One study found that not one surveyed stop offered exercise facilities, and 81% didn’t even have a walking path. Most also only had a few healthy food offerings, with 25% lacking them entirely. If these areas had more options, trucker health would likely improve.

Trucking companies can see if they can partner with these stops to offer better choices.

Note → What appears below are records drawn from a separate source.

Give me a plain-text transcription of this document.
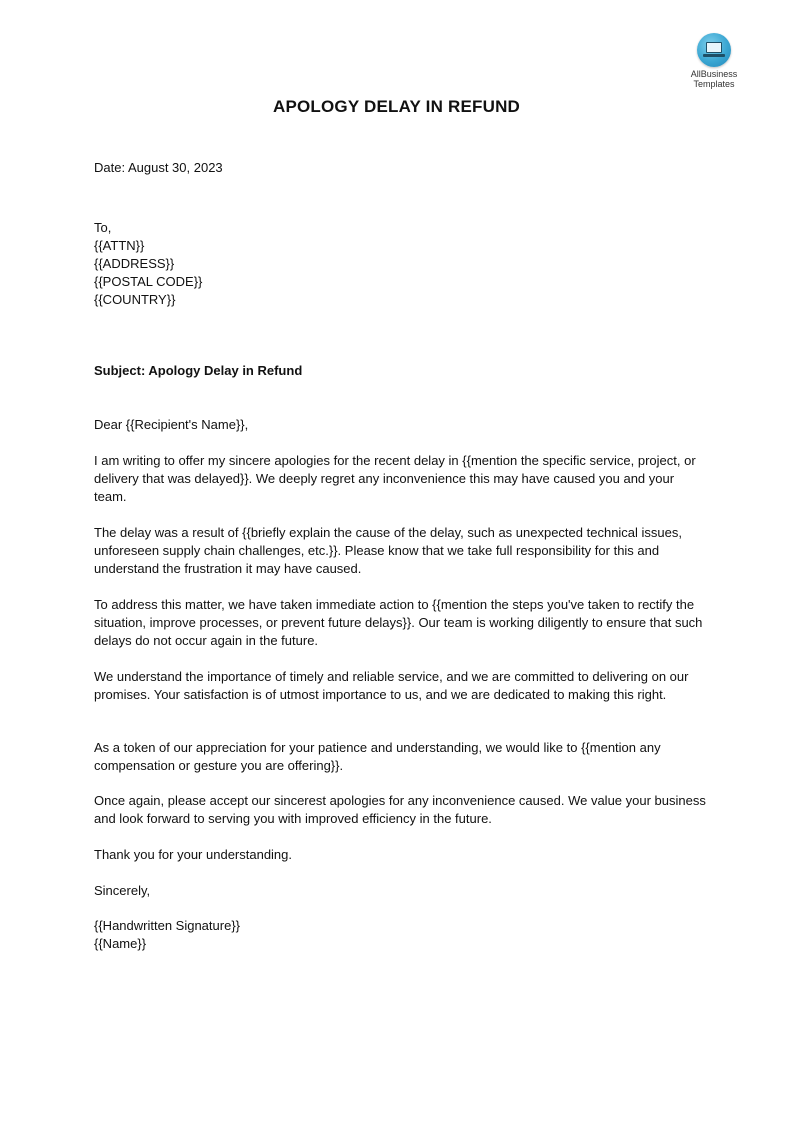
AllBusiness
Templates
APOLOGY DELAY IN REFUND
Date: August 30, 2023

To,

{{ATTN}}

{{ADDRESS}}

{{POSTAL CODE}}

{{COUNTRY}}

Subject: Apology Delay in Refund
Dear {{Recipient's Name}},
I am writing to offer my sincere apologies for the recent delay in {{mention the specific service, project, or delivery that was delayed}}. We deeply regret any inconvenience this may have caused you and your team.
The delay was a result of {{briefly explain the cause of the delay, such as unexpected technical issues, unforeseen supply chain challenges, etc.}}. Please know that we take full responsibility for this and understand the frustration it may have caused.
To address this matter, we have taken immediate action to {{mention the steps you've taken to rectify the situation, improve processes, or prevent future delays}}. Our team is working diligently to ensure that such delays do not occur again in the future.
We understand the importance of timely and reliable service, and we are committed to delivering on our promises. Your satisfaction is of utmost importance to us, and we are dedicated to making this right.
As a token of our appreciation for your patience and understanding, we would like to {{mention any compensation or gesture you are offering}}.
Once again, please accept our sincerest apologies for any inconvenience caused. We value your business and look forward to serving you with improved efficiency in the future.
Thank you for your understanding.
Sincerely,

{{Handwritten Signature}}

{{Name}}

Funding exercise facilities or healthier food options will go a long way.

Trucker Health Must Improve

Healthier truckers will spend less on medical bills, have a higher quality of life and live longer. While health may be a matter of personal choices, trucking companies can help improve the safety of their employees by promoting better options.

As it currently stands, the trucking industry faces something of a health crisis. If more companies follow these steps, they can make the profession an altogether healthier one.